Eyeglasses do not improve our visual system any more than a hearing aid enhances our auditory system. In the same way, a computer does not increase our ability to remember any more than using a lever makes us stronger. ...
Now for the second part of the argument. If technology does not directly improve our sensory or motor capacities, doesn’t it do so indirectly through the information it provides? Doesn’t this information improve our brains and make us more sophisticated and knowledgeable than if we did not have the technology?
To be sure, there is a point here. Children today do indeed have access to more information than did children of earlier generations. Yet many years ago John Dewey wrote that learning is the “representation of experience,” by which he meant that experience, raw information, does not teach in and of itself. It is only when we talk about and reflect upon the experience or information we receive that we learn from it. ...
For children really to profit from the barrage of information to which they are exposed, they must also be given the time and opportunity to reflect upon that experience. Yet parents today are spending less time talking with their children than in the past. ...
It is all too easy for us as adults to forget just how inexperienced infants and young children really are and how much they have to learn about the world that we have already conceptualized and now take for granted. ...

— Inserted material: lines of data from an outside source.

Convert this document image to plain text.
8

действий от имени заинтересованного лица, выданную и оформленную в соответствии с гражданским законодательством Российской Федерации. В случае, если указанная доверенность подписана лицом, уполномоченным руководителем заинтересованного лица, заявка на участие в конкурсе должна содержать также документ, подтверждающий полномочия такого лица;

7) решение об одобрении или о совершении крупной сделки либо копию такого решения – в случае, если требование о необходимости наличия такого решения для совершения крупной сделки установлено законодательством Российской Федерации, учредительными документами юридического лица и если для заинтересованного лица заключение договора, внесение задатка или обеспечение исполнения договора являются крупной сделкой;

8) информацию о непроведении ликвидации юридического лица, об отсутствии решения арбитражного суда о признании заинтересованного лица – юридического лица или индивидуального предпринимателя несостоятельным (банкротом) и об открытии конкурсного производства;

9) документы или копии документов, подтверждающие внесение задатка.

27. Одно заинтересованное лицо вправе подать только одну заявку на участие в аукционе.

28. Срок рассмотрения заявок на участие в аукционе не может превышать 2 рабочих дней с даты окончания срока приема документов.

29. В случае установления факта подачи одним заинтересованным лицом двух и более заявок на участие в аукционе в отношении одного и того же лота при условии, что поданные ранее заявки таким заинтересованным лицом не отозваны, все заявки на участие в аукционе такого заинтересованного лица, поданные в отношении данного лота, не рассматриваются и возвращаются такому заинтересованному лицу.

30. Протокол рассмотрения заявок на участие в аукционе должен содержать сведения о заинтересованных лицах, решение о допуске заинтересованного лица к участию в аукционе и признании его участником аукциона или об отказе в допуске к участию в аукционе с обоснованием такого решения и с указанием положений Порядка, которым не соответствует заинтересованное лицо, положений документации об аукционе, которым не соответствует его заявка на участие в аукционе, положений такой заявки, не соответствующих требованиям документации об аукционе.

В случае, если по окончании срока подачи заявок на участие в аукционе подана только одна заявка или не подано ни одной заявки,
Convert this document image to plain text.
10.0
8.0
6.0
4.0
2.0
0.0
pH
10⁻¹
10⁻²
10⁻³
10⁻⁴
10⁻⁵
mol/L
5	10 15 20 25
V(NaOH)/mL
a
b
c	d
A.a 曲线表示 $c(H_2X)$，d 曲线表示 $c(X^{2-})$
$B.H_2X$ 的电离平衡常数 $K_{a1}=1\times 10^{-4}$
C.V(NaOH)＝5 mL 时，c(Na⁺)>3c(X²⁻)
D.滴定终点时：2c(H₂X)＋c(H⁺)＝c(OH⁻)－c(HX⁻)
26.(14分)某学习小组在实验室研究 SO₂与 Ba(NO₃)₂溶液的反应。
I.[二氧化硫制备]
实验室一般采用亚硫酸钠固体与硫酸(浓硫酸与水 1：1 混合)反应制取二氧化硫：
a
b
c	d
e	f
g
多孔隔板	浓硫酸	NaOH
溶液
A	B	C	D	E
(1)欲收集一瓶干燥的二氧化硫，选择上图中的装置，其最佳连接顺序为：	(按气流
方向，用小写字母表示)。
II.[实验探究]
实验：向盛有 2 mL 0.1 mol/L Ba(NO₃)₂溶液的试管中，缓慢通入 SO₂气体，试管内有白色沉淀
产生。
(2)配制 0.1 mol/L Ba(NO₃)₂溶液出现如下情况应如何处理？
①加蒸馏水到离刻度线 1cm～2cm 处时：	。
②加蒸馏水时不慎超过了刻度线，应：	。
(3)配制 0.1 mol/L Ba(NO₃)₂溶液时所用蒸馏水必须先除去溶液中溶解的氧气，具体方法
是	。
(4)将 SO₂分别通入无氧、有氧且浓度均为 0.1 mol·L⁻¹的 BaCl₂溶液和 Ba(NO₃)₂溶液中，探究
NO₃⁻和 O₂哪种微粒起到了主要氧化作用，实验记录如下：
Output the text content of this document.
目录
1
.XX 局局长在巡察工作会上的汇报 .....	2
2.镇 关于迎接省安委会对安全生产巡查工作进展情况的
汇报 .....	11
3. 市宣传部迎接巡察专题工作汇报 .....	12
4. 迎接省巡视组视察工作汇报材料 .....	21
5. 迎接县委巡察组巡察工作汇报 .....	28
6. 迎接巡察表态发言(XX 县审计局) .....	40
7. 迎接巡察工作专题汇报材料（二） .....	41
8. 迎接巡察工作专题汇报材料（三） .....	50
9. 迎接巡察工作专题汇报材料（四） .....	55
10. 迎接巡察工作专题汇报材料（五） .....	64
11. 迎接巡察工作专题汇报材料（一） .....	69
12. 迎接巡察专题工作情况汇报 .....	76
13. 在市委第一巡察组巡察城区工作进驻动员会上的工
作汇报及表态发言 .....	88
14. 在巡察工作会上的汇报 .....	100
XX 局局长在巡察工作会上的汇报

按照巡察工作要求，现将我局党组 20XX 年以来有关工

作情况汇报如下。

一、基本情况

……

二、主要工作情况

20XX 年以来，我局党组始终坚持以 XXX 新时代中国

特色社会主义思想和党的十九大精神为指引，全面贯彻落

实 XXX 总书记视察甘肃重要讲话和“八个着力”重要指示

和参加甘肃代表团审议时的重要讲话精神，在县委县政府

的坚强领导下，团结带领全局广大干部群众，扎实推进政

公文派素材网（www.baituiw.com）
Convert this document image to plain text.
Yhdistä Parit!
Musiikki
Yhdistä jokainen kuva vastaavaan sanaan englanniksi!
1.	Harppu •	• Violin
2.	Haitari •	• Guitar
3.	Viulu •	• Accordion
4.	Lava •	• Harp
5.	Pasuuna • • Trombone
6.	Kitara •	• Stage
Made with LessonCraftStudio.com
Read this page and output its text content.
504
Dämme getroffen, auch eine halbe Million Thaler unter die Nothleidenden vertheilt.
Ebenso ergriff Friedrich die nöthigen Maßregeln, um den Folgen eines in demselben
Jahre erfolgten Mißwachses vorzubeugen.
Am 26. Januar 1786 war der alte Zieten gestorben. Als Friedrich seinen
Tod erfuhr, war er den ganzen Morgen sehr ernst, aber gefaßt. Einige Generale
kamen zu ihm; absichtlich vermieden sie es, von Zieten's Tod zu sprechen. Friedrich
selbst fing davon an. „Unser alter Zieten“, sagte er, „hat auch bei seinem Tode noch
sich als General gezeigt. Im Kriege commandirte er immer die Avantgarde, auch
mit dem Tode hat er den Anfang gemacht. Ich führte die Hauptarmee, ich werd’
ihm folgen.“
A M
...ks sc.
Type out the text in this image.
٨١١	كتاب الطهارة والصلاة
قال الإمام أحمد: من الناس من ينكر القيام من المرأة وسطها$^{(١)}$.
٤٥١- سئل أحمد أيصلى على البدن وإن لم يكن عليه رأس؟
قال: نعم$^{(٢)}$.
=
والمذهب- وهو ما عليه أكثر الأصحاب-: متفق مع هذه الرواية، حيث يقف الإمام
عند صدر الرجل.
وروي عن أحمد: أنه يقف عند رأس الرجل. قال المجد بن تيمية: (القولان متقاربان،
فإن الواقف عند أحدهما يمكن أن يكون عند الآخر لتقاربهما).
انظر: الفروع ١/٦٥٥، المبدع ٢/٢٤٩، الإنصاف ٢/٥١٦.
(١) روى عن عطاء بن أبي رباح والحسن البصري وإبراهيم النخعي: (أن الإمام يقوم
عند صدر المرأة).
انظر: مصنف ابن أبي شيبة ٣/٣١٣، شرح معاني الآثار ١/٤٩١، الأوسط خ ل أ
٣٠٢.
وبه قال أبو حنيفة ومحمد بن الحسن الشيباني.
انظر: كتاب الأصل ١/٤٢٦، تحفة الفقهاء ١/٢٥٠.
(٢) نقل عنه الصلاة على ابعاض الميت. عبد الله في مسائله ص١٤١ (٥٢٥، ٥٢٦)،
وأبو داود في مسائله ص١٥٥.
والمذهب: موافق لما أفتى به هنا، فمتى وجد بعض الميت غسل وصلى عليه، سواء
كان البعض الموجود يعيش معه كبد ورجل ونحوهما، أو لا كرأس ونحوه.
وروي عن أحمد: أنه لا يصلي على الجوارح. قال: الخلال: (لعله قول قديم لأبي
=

Infants and young children are not just sitting twiddling their thumbs, waiting for their parents to teach them to read and do math. They are expending a vast amount of time and effort in exploring and understanding their immediate world. Healthy education supports and encourages this spontaneous learning. Early instruction miseducates, not because it attempts to teach, but because it attempts to teach the wrong things at the wrong time. When we ignore what the child has to learn and instead impose what we want to teach, we put infants and young children at risk for no purpose.